Emily Lau Wai-hing’s departure from Legco the end of an era

The Democratic Party must now look to a new generation of leaders who can rebuild the party and foster better relations with Beijing

PUBLISHED : Saturday, 16 January, 2016, 11:16pm
UPDATED : Saturday, 16 January, 2016, 11:16pm

Political leaders often do not realise it’s time to call it a day until they are ousted in elections or power struggles. But imperfect electoral systems and lack of competition mean some can hold on to office longer than they deserve. In Hong Kong, the political career of a lawmaker may last from a few years to decades; sometimes even a lifetime. Those who have the wisdom and courage to make way for newcomers remain the minority.

The decision by Democratic Party chairwoman Emily Lau Wai-hing not to seek re-election in the Legislative Council has therefore surprised many. Having served in the legislature for a quarter of a century, the 63-year-old said it was time to pass on the torch. Another two party lawmakers, Albert Ho Chun-yan and Sin Chung-kai, are also not standing in the September polls. Likewise, a few heavyweights in the establishment camp, including Chan Yuen-han, Tam Yiu-chung, Tsang Yok-sing and Ip Kwok-him, are also said to be not running again.

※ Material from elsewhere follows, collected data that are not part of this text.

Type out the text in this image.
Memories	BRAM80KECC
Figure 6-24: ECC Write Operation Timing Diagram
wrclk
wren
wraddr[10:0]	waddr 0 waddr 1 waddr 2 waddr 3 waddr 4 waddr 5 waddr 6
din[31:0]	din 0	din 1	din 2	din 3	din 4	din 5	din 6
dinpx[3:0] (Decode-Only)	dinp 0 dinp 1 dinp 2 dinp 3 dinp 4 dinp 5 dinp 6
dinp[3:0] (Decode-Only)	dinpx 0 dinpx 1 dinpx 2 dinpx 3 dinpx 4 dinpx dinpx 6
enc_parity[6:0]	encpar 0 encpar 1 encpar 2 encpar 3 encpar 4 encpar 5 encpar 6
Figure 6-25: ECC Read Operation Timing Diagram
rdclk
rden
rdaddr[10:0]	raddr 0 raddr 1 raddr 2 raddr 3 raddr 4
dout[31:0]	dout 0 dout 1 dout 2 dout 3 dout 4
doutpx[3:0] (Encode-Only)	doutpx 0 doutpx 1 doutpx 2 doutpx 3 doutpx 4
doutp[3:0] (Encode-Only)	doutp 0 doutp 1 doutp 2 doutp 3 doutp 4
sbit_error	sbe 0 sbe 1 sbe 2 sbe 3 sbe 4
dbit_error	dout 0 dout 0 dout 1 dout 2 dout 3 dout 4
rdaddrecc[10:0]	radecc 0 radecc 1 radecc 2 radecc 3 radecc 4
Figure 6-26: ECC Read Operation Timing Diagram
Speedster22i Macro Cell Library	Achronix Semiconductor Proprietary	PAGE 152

First elected in the city’s first Legco direct elections in 1991, former journalist Lau has always been at the political forefront . Her political views, in particular those regarding the Chinese Communist Party, may not be widely endorsed in society. But she earns respect for her uncompromising character and principles. Yet her political clout has been waning, as political norms and conventions are increasingly challenged by the younger generation in recent years.

Lau’s departure marks the end of an era. Unlike the old days when the stage was dominated by a few heavyweights from the rival camps, the landscape has become more fragmented today, with youngsters feeling more frustrated and alienated. They are keen to shape the political discourse through street protests, running in elections and even by unlawful actions sometimes.

Veterans making room for young aspirants is an inevitable trend the world over. Although the Democratic Party went through four leadership changes, they were little changed in substance. The incumbent and previous leaders are all seniors who made their names in the last century. The helm has never been passed on to younger hands. In terms of succession, the Democratic Alliance for Betterment and Progress of Hong Kong has done a better job. No parties can survive without new blood. Despite their frosty relations with Beijing and declining influence, the Democrats are still the city’s leading political flagship. The leadership has to be taken up by capable young minds who can rebuild the party and foster better relations with Beijing.